Ursula Jeans


Ursula Jeans was an English film, stage, and television actress.

Biography

Ursula Jeans was born in Simla, British India, to English parents, and brought up and educated in London. She was the youngest of three siblings. Her brother Desmond Jeans was a boxer and actor, and her elder sister, Isabel, was also an actress. In 1931 she appeared in Edward Knoblock's Grand Hotel at the Adelphi Theatre.
Ursula Jeans made her stage debut in London in 1922, before joining the cast of the London production of The Play's the Thing, an adaptation of Ferenc Molnár's play, The Play at the Castle by P. G. Wodehouse. The cast included Gerald du Maurier, Ralph Nairn, Henry Daniell, and Henry Forbes-Robertson.
She made her stage debut in New York in 1933. Her first marriage was to actor Robin Irvine. Her second marriage was to actor Roger Livesey from 1937 until her death.
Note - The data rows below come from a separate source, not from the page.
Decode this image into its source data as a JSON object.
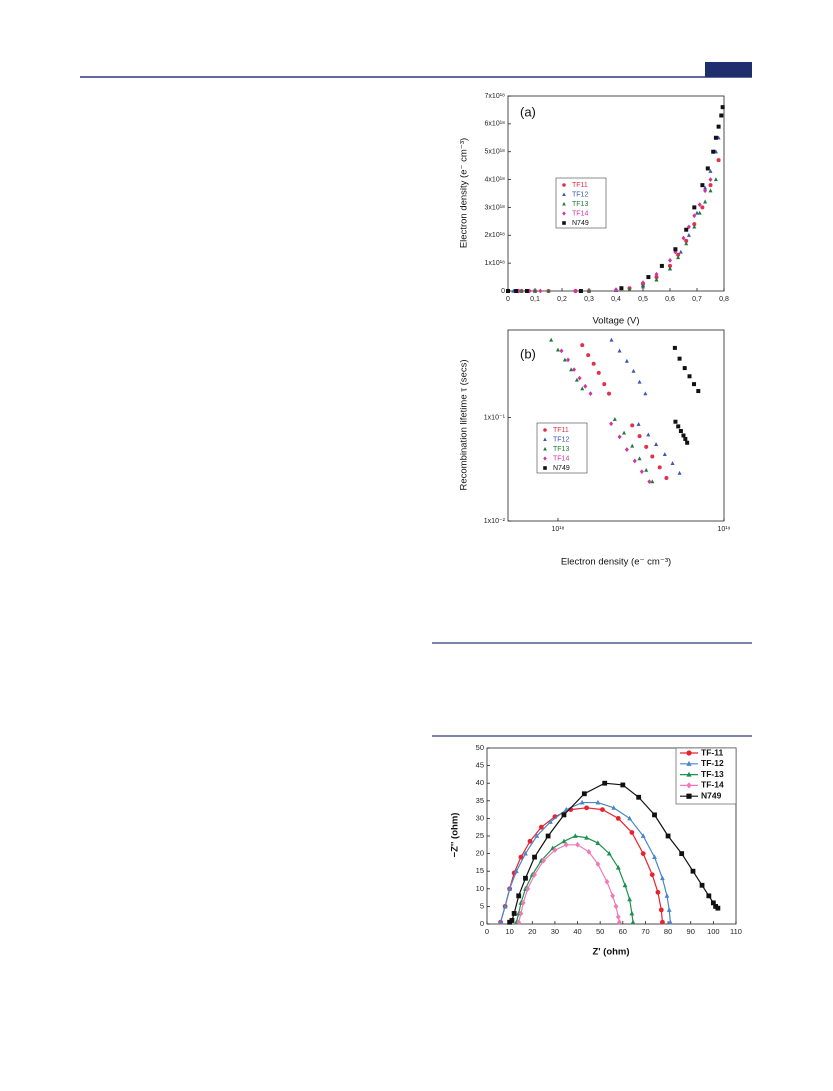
{
  "chart_data": [
    {
      "type": "scatter",
      "title": "(a)",
      "x_label": "Voltage (V)",
      "y_label": "Electron density (e⁻ cm⁻³)",
      "xlim": [
        0,
        0.8
      ],
      "ylim": [
        0,
        7e+18
      ],
      "xticks": [
        0,
        {
          "value": 0.1,
          "label": "0,1"
        },
        {
          "value": 0.2,
          "label": "0,2"
        },
        {
          "value": 0.3,
          "label": "0,3"
        },
        {
          "value": 0.4,
          "label": "0,4"
        },
        {
          "value": 0.5,
          "label": "0,5"
        },
        {
          "value": 0.6,
          "label": "0,6"
        },
        {
          "value": 0.7,
          "label": "0,7"
        },
        {
          "value": 0.8,
          "label": "0,8"
        }
      ],
      "yticks": [
        0,
        {
          "value": 1e+18,
          "label": "1x10¹⁸"
        },
        {
          "value": 2e+18,
          "label": "2x10¹⁸"
        },
        {
          "value": 3e+18,
          "label": "3x10¹⁸"
        },
        {
          "value": 4e+18,
          "label": "4x10¹⁸"
        },
        {
          "value": 5e+18,
          "label": "5x10¹⁸"
        },
        {
          "value": 6e+18,
          "label": "6x10¹⁸"
        },
        {
          "value": 7e+18,
          "label": "7x10¹⁸"
        }
      ],
      "series": [
        {
          "name": "TF11",
          "color": "#e0304a",
          "marker": "circle",
          "x": [
            0,
            0.05,
            0.1,
            0.15,
            0.25,
            0.3,
            0.45,
            0.5,
            0.55,
            0.6,
            0.63,
            0.66,
            0.69,
            0.72,
            0.75,
            0.78
          ],
          "values": [
            0,
            0,
            0,
            0,
            0,
            0,
            1e+17,
            2.5e+17,
            5e+17,
            9e+17,
            1.3e+18,
            1.8e+18,
            2.4e+18,
            3e+18,
            3.8e+18,
            4.7e+18
          ]
        },
        {
          "name": "TF12",
          "color": "#3a55b5",
          "marker": "triangle",
          "x": [
            0,
            0.02,
            0.05,
            0.1,
            0.3,
            0.4,
            0.5,
            0.55,
            0.6,
            0.64,
            0.67,
            0.7,
            0.73,
            0.75,
            0.77,
            0.78
          ],
          "values": [
            0,
            0,
            0,
            0,
            0,
            2e+16,
            1.5e+17,
            4e+17,
            8e+17,
            1.4e+18,
            2e+18,
            2.8e+18,
            3.7e+18,
            4.3e+18,
            5e+18,
            5.5e+18
          ]
        },
        {
          "name": "TF13",
          "color": "#1f7a3a",
          "marker": "triangle",
          "x": [
            0,
            0.05,
            0.1,
            0.15,
            0.3,
            0.45,
            0.5,
            0.55,
            0.6,
            0.63,
            0.66,
            0.69,
            0.71,
            0.73,
            0.75,
            0.77
          ],
          "values": [
            0,
            0,
            0,
            0,
            0,
            5e+16,
            2e+17,
            4e+17,
            8e+17,
            1.2e+18,
            1.7e+18,
            2.3e+18,
            2.8e+18,
            3.2e+18,
            3.6e+18,
            4e+18
          ]
        },
        {
          "name": "TF14",
          "color": "#d0359e",
          "marker": "diamond",
          "x": [
            0,
            0.04,
            0.08,
            0.12,
            0.25,
            0.4,
            0.5,
            0.55,
            0.6,
            0.62,
            0.65,
            0.67,
            0.69,
            0.71,
            0.73,
            0.75
          ],
          "values": [
            0,
            0,
            0,
            0,
            0,
            5e+16,
            3e+17,
            6e+17,
            1.1e+18,
            1.4e+18,
            1.9e+18,
            2.3e+18,
            2.7e+18,
            3.1e+18,
            3.6e+18,
            4e+18
          ]
        },
        {
          "name": "N749",
          "color": "#111111",
          "marker": "square",
          "x": [
            0,
            0.03,
            0.07,
            0.27,
            0.42,
            0.52,
            0.57,
            0.62,
            0.66,
            0.69,
            0.72,
            0.74,
            0.76,
            0.77,
            0.78,
            0.79,
            0.795
          ],
          "values": [
            0,
            0,
            0,
            0,
            1e+17,
            5e+17,
            9e+17,
            1.5e+18,
            2.2e+18,
            3e+18,
            3.8e+18,
            4.4e+18,
            5e+18,
            5.5e+18,
            5.9e+18,
            6.3e+18,
            6.6e+18
          ]
        }
      ]
    },
    {
      "type": "scatter",
      "title": "(b)",
      "x_label": "Electron density (e⁻ cm⁻³)",
      "y_label": "Recombination lifetime τ (secs)",
      "log_x": true,
      "log_y": true,
      "xlim": [
        5e+17,
        1e+19
      ],
      "ylim": [
        0.01,
        0.7
      ],
      "xticks": [
        {
          "value": 1e+18,
          "label": "10¹⁸"
        },
        {
          "value": 1e+19,
          "label": "10¹⁹"
        }
      ],
      "yticks": [
        {
          "value": 0.01,
          "label": "1x10⁻²"
        },
        {
          "value": 0.1,
          "label": "1x10⁻¹"
        }
      ],
      "series": [
        {
          "name": "TF11",
          "color": "#e0304a",
          "marker": "circle",
          "x": [
            1.4e+18,
            1.52e+18,
            1.64e+18,
            1.76e+18,
            1.9e+18,
            2.03e+18,
            2.8e+18,
            3.1e+18,
            3.4e+18,
            3.7e+18,
            4.1e+18,
            4.5e+18
          ],
          "values": [
            0.5,
            0.4,
            0.33,
            0.27,
            0.21,
            0.17,
            0.084,
            0.066,
            0.052,
            0.042,
            0.033,
            0.026
          ]
        },
        {
          "name": "TF12",
          "color": "#3a55b5",
          "marker": "triangle",
          "x": [
            2.1e+18,
            2.35e+18,
            2.6e+18,
            2.85e+18,
            3.1e+18,
            3.36e+18,
            3.06e+18,
            3.5e+18,
            3.9e+18,
            4.4e+18,
            4.9e+18,
            5.4e+18
          ],
          "values": [
            0.56,
            0.44,
            0.35,
            0.28,
            0.22,
            0.17,
            0.086,
            0.068,
            0.055,
            0.044,
            0.036,
            0.029
          ]
        },
        {
          "name": "TF13",
          "color": "#1f7a3a",
          "marker": "triangle",
          "x": [
            9.1e+17,
            1e+18,
            1.1e+18,
            1.2e+18,
            1.3e+18,
            1.4e+18,
            2.2e+18,
            2.5e+18,
            2.8e+18,
            3.1e+18,
            3.4e+18,
            3.7e+18
          ],
          "values": [
            0.56,
            0.45,
            0.36,
            0.29,
            0.23,
            0.19,
            0.096,
            0.071,
            0.053,
            0.04,
            0.031,
            0.024
          ]
        },
        {
          "name": "TF14",
          "color": "#d0359e",
          "marker": "diamond",
          "x": [
            1.05e+18,
            1.15e+18,
            1.25e+18,
            1.35e+18,
            1.46e+18,
            1.57e+18,
            2.09e+18,
            2.35e+18,
            2.6e+18,
            2.9e+18,
            3.2e+18,
            3.55e+18
          ],
          "values": [
            0.44,
            0.36,
            0.29,
            0.24,
            0.2,
            0.17,
            0.087,
            0.065,
            0.049,
            0.038,
            0.03,
            0.024
          ]
        },
        {
          "name": "N749",
          "color": "#111111",
          "marker": "square",
          "x": [
            5.06e+18,
            5.4e+18,
            5.8e+18,
            6.2e+18,
            6.6e+18,
            7e+18,
            5.1e+18,
            5.3e+18,
            5.5e+18,
            5.7e+18,
            5.85e+18,
            6e+18
          ],
          "values": [
            0.47,
            0.37,
            0.3,
            0.25,
            0.21,
            0.18,
            0.091,
            0.082,
            0.074,
            0.067,
            0.062,
            0.057
          ]
        }
      ]
    },
    {
      "type": "line",
      "x_label": "Z' (ohm)",
      "y_label": "−Z'' (ohm)",
      "xlim": [
        0,
        110
      ],
      "ylim": [
        0,
        50
      ],
      "xticks": [
        0,
        10,
        20,
        30,
        40,
        50,
        60,
        70,
        80,
        90,
        100,
        110
      ],
      "yticks": [
        0,
        5,
        10,
        15,
        20,
        25,
        30,
        35,
        40,
        45,
        50
      ],
      "series": [
        {
          "name": "TF-11",
          "color": "#e8232f",
          "marker": "circle",
          "x": [
            6,
            8,
            10,
            12,
            15,
            19,
            24,
            30,
            37,
            44,
            51,
            58,
            64,
            69,
            73,
            75.5,
            77,
            77.5
          ],
          "values": [
            0.5,
            5,
            10,
            14.5,
            19,
            23.5,
            27.5,
            30.5,
            32.5,
            33,
            32.5,
            30,
            26,
            20,
            14,
            9,
            4,
            0.5
          ]
        },
        {
          "name": "TF-12",
          "color": "#4a86c8",
          "marker": "triangle",
          "x": [
            6,
            8,
            10,
            13,
            17,
            22,
            28,
            35,
            42,
            49,
            56,
            63,
            69,
            74,
            77.5,
            79.5,
            80.5,
            81
          ],
          "values": [
            0.5,
            5,
            10,
            15,
            20,
            25,
            29,
            32.5,
            34.5,
            34.5,
            33,
            30,
            25,
            19,
            13,
            8,
            4,
            0.5
          ]
        },
        {
          "name": "TF-13",
          "color": "#1e8f4e",
          "marker": "triangle",
          "x": [
            13,
            14,
            15,
            17,
            20,
            24,
            29,
            34,
            39,
            44,
            49,
            54,
            58,
            61,
            63,
            64,
            64.5
          ],
          "values": [
            0.5,
            3,
            6,
            10,
            14,
            18,
            21.5,
            23.5,
            25,
            24.5,
            23,
            20,
            16,
            11,
            7,
            3,
            0.5
          ]
        },
        {
          "name": "TF-14",
          "color": "#f07ab8",
          "marker": "diamond",
          "x": [
            14,
            15,
            16,
            18,
            21,
            25,
            30,
            35,
            40,
            45,
            49,
            53,
            55.5,
            57,
            58,
            58.5
          ],
          "values": [
            0.5,
            3,
            6,
            10,
            14,
            18,
            21,
            22.5,
            22.5,
            20.5,
            17,
            12,
            8,
            5,
            2,
            0.5
          ]
        },
        {
          "name": "N749",
          "color": "#111111",
          "marker": "square",
          "x": [
            10,
            11,
            12,
            14,
            17,
            21,
            27,
            34,
            43,
            52,
            60,
            67,
            74,
            80,
            86,
            91,
            95,
            98,
            100,
            101,
            102
          ],
          "values": [
            0.5,
            1,
            3,
            8,
            13,
            19,
            25,
            31,
            37,
            40,
            39.5,
            36,
            31,
            25,
            20,
            15,
            11,
            8,
            6,
            5,
            4.5
          ]
        }
      ]
    }
  ]
}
She appeared in one film with Livesey, The Life and Death of Colonel Blimp. She entertained troops with ENSA during World War II, sometimes working with her husband. After the war, she continued acting, including a stage tour of Australia and New Zealand in 1956–1958.

Last years and death

She continued to act into the 1970s and died of cancer in 1973, aged 66, some 18 months after her diagnosis. She shares a memorial plaque with her second husband, Roger Livesey, in the actors' church St Paul's, Covent Garden.